Review Methodology: Monitors
This segment actually will be its own separate article but as I’m still developing this section, I’ll just be brief. Not much has changed from our initial format for monitor reviews as we cover features and highlights, screen quality and other extras. What has changed is performance in relation to blurring and screen responsiveness.
We’ve been working hard with TechPorn to discover new ways in creating new ways to measure screen response and blurring. As of this moment, there are options out there I’m studying to see if we can create a bespoke way to measure these metrics without the need in doing laborious methods like counting frames from high-speed cameras. As fast-paced games become faster and faster, gamers are becoming more sensitive to latency. Network latency is easy to perceive that’s why high-stakes tournaments are preferably held in LAN situations but for the average gamer, that’s an acceptable facet of the online experience. Still, only recently has there been studies dedicated to local latency or system latency which we mentioned at the beginning of this article.
System latency has been observed as early as mid-2010s and it served as the metric on the latency of the system itself. That is usually remedied by system hardware upgrades getting faster but what we’ve come to know as display latency and input latency remain to their respective peripheral.
In the meantime, we’ll cover monitors as descriptive as we can, observing notable visual behaviors and depict them in numbers when possible. Hopefully I can settle for a new method this year which we’ll discuss in another article.
Gaming Headset and Audio
The gaming headset market has always been the redhead stepchild of the audio industry but during the last decade, the perception of of gaming audio has significantly changed. Respected audio companies like Sennheiser and JBL now have a large stake in gaming audio and compete with grass root gaming companies like HyperX, ROG, Razer and a lot more. This does work to benefit the gaming in general and is not as adverse of a relation like that of mechanical keyboard.

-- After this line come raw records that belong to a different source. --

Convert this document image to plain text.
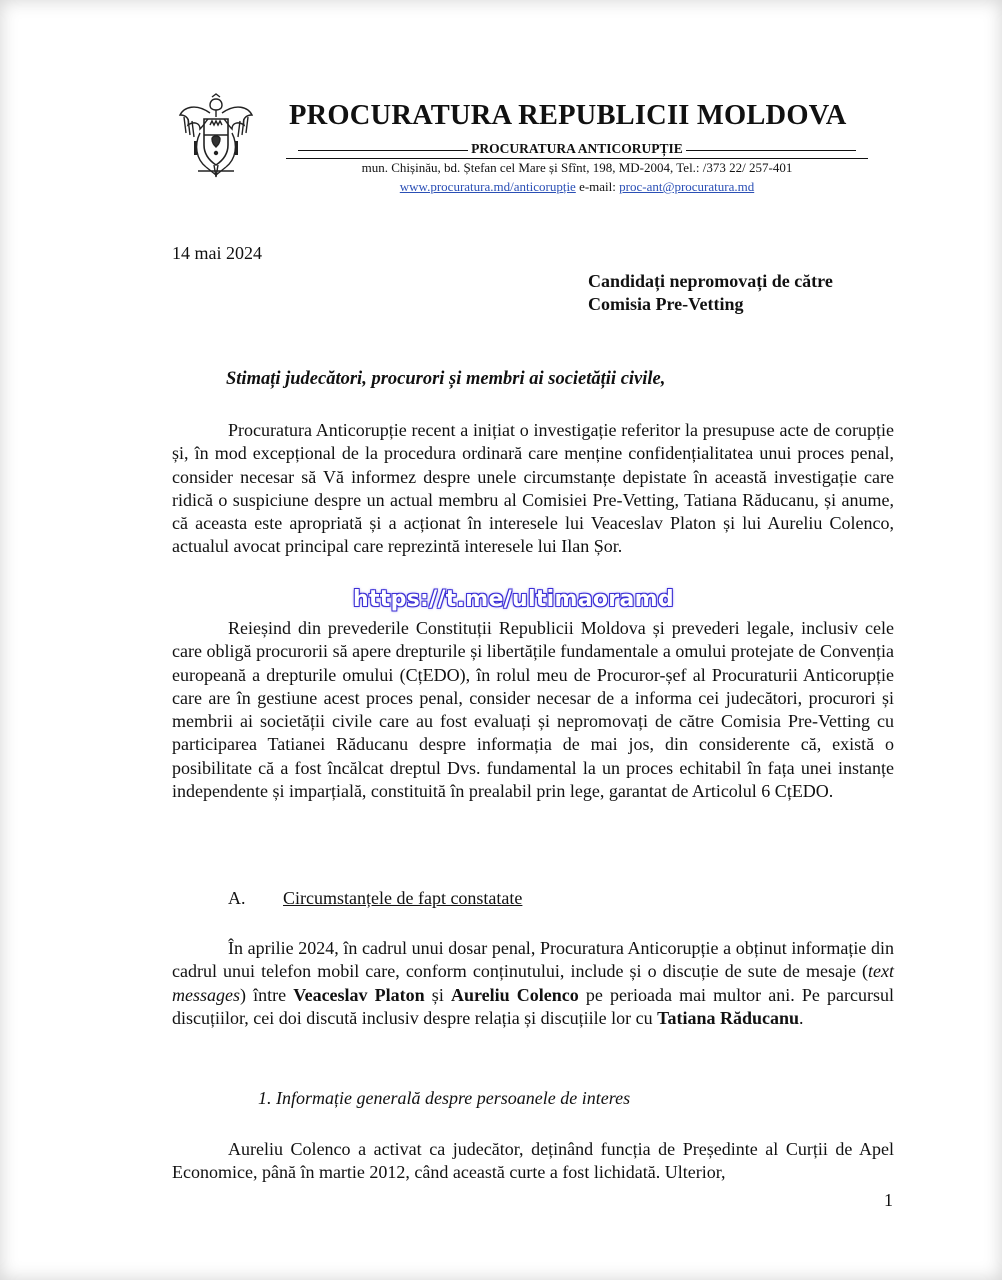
PROCURATURA REPUBLICII MOLDOVA
PROCURATURA ANTICORUPȚIE
mun. Chișinău, bd. Ștefan cel Mare și Sfînt, 198, MD-2004, Tel.: /373 22/ 257-401
www.procuratura.md/anticorupție e-mail: proc-ant@procuratura.md
14 mai 2024
Candidați nepromovați de către
Comisia Pre-Vetting
Stimați judecători, procurori și membri ai societății civile,

Procuratura Anticorupție recent a inițiat o investigație referitor la presupuse acte de corupție și, în mod excepțional de la procedura ordinară care menține confidențialitatea unui proces penal, consider necesar să Vă informez despre unele circumstanțe depistate în această investigație care ridică o suspiciune despre un actual membru al Comisiei Pre-Vetting, Tatiana Răducanu, și anume, că aceasta este apropriată și a acționat în interesele lui Veaceslav Platon și lui Aureliu Colenco, actualul avocat principal care reprezintă interesele lui Ilan Șor.

https://t.me/ultimaoramd

Reieșind din prevederile Constituții Republicii Moldova și prevederi legale, inclusiv cele care obligă procurorii să apere drepturile și libertățile fundamentale a omului protejate de Convenția europeană a drepturile omului (CțEDO), în rolul meu de Procuror-șef al Procuraturii Anticorupție care are în gestiune acest proces penal, consider necesar de a informa cei judecători, procurori și membrii ai societății civile care au fost evaluați și nepromovați de către Comisia Pre-Vetting cu participarea Tatianei Răducanu despre informația de mai jos, din considerente că, există o posibilitate că a fost încălcat dreptul Dvs. fundamental la un proces echitabil în fața unei instanțe independente și imparțială, constituită în prealabil prin lege, garantat de Articolul 6 CțEDO.

A. Circumstanțele de fapt constatate

În aprilie 2024, în cadrul unui dosar penal, Procuratura Anticorupție a obținut informație din cadrul unui telefon mobil care, conform conținutului, include și o discuție de sute de mesaje (text messages) între Veaceslav Platon și Aureliu Colenco pe perioada mai multor ani. Pe parcursul discuțiilor, cei doi discută inclusiv despre relația și discuțiile lor cu Tatiana Răducanu.

1. Informație generală despre persoanele de interes

Aureliu Colenco a activat ca judecător, deținând funcția de Președinte al Curții de Apel Economice, până în martie 2012, când această curte a fost lichidată. Ulterior,

1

Audiophile-grade audio trickling down to gaming and gaming brands reaching audiophile levels of perrformance means that the gaming market get the best of both worlds and this is easily audible to someone who can convey the experience as detailed as possible. I try to be as grey as possible when communicating the experience, ditching the over-the-top audiophile lingo that colors much of that side of the market.
What about mouse pads?
We haven’t forgotten about you, mouse pad. We’ll continue to review mousepads based on their quality and performance. A nice mousing surface should present itself as a surface that shapes sensor response to the affinity that the user wants; control or speed.
We hold a very high level of transparency when it comes to reviews with my community. Follow us on social media if you would like to discuss details about a product. For brand representatives, they have a right to response once a review is published and will add their response in the review and then update the article if and when needed.
Wrapping things up, I wanted to be clear specifically about how I want to communicate the merits of these products while also stating that I am very much aware of the market distinction and the obvious growth of the communities with distinct tastes need to be address. Going forward, I will refer to this article when doing peripheral reviews while also reminding users that just because its not reviewed the way they like ( which is another issue altogether) does not always mean that the we are incapable of forming our own, educated opinion.
That said, we look forward to another great year of reviews. Stay safe and happy gaming!